Collusion-proof Auction Design using Side Information

We consider a multi-unit auction of identical items with single-minded bidders, where a subset of bidders may collude by coordinating bids and transferring payments and items among themselves. Classical collusion-proof mechanisms are largely restricted to posted-price formats, which fail to guarantee even approximate efficiency. We therefore adopt a learning-augmented approach to leverage side information about which bidders are colluding and obtain improved welfare and revenue guarantees. In our setting, colluding bidders optimally shade their bids to suppress prices. Using this characterization, we establish a Bulow-Klemperer type result showing that recruiting more honest bidders is better than the best collusion-proof auction mechanism. We then consider a setting in which a black-box collusion detection algorithm labels bidders as colluding or non-colluding, and propose a VCG Posted Price (V-PoP) mechanism that applies VCG to non-colluding bidders and posted prices to colluding bidders. We show that V-PoP is ex-post dominant-strategy incentive compatible (DSIC) even when it uses select bidder information to calculate an optimal split of items between the subgroups.
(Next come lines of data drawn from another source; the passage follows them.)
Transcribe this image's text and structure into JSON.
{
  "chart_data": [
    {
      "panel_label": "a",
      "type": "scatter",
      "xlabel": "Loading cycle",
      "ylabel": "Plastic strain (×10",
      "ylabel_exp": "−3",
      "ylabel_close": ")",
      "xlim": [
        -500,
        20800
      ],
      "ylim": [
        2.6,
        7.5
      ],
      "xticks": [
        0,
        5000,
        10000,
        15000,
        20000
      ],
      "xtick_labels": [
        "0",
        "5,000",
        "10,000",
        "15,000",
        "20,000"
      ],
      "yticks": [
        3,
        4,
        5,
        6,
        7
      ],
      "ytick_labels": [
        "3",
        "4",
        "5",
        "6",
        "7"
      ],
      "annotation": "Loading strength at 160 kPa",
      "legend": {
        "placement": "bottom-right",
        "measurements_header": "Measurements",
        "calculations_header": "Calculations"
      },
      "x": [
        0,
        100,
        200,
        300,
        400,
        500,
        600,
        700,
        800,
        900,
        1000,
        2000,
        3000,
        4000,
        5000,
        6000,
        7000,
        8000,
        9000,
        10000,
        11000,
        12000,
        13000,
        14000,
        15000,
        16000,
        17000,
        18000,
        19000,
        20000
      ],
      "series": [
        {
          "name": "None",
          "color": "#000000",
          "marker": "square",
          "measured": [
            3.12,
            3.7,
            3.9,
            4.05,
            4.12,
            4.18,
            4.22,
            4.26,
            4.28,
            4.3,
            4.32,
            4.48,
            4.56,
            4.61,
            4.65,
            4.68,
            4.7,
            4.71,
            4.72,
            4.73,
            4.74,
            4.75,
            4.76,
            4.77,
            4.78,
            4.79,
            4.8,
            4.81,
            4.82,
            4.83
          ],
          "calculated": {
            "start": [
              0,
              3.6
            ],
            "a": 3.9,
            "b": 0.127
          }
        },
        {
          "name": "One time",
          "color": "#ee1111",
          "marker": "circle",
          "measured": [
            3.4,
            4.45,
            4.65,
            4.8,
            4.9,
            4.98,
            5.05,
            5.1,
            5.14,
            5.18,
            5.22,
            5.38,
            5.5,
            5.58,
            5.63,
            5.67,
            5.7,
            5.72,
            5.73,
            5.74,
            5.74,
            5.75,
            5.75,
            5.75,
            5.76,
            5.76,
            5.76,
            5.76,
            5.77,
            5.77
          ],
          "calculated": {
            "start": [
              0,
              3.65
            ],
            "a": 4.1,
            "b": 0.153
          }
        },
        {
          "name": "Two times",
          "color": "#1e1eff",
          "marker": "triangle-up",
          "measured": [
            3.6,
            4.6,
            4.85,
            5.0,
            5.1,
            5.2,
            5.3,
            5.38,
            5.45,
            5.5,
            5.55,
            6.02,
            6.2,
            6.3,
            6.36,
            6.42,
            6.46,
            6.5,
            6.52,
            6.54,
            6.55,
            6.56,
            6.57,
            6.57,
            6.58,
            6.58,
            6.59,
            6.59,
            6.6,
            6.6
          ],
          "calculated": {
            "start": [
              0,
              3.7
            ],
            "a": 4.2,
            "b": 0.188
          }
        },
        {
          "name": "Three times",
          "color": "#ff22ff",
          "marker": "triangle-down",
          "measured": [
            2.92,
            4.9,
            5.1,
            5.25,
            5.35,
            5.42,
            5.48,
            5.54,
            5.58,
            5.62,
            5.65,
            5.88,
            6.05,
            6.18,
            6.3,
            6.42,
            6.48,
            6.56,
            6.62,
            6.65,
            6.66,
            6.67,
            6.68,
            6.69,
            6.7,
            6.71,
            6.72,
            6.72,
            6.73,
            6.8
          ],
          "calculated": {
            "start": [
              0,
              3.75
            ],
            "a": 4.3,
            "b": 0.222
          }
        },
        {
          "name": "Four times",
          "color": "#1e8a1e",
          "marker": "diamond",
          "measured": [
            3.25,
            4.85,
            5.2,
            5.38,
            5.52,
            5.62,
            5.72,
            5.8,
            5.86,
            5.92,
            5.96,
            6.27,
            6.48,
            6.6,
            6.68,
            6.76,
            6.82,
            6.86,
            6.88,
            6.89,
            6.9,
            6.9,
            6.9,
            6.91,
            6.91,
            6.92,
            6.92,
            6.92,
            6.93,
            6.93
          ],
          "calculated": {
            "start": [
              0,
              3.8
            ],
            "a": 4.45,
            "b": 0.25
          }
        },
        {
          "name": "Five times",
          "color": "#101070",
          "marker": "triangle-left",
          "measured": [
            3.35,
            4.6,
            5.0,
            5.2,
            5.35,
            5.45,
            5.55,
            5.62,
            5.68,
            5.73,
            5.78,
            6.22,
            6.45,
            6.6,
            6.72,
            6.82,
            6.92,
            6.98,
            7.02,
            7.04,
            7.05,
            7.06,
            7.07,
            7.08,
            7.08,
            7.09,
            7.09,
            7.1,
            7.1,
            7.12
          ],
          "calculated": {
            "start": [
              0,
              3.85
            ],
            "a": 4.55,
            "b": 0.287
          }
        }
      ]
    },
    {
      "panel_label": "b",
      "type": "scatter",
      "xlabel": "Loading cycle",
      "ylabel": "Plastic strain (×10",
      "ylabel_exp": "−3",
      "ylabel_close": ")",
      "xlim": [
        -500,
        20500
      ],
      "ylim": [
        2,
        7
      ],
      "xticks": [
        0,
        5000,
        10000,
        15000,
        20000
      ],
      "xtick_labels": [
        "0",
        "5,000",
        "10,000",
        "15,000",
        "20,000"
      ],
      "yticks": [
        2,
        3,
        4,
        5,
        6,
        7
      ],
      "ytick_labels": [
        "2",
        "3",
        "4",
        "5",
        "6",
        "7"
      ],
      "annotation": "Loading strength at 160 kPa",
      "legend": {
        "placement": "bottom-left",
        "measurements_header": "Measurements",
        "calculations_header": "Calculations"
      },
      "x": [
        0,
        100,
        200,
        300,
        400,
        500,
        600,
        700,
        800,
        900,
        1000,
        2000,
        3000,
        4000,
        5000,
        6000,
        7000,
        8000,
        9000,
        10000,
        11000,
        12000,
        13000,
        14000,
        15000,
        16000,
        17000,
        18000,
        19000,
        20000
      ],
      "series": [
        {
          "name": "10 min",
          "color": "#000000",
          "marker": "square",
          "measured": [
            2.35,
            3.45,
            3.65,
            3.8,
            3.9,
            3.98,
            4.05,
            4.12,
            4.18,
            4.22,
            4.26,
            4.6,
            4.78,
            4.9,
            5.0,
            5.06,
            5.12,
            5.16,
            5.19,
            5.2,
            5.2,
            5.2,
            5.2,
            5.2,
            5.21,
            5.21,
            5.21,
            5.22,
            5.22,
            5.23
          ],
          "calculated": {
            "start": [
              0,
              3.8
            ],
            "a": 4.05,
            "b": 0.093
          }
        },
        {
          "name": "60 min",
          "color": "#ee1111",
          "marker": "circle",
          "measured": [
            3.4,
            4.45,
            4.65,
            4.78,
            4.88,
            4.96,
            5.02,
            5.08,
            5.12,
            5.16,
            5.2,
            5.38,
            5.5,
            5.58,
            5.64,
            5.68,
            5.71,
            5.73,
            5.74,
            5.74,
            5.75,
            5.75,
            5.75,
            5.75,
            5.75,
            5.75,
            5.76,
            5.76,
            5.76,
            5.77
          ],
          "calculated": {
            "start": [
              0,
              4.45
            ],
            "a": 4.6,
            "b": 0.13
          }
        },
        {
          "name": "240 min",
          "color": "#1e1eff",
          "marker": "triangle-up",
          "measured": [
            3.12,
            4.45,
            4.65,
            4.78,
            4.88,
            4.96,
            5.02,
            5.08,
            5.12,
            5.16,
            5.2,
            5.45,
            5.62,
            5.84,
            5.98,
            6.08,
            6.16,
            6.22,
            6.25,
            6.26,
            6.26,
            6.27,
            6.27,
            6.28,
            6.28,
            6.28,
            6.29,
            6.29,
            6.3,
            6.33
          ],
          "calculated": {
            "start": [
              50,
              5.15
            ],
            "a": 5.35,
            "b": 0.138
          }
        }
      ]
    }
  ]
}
Additionally, we derive probabilistic guarantees on expected welfare and revenue under both known and unknown valuation distributions, and analyze the robustness of V-PoP to bidder misclassification errors. Numerical experiments across several distributions demonstrate that V-PoP consistently outperforms VCG restricted to non-colluding bidders and approaches the performance of the ideal VCG mechanism assuming universal truthfulness. Our results provide a principled framework for incorporating collusion detection into mechanism design, advancing the theory of auctions under collusion.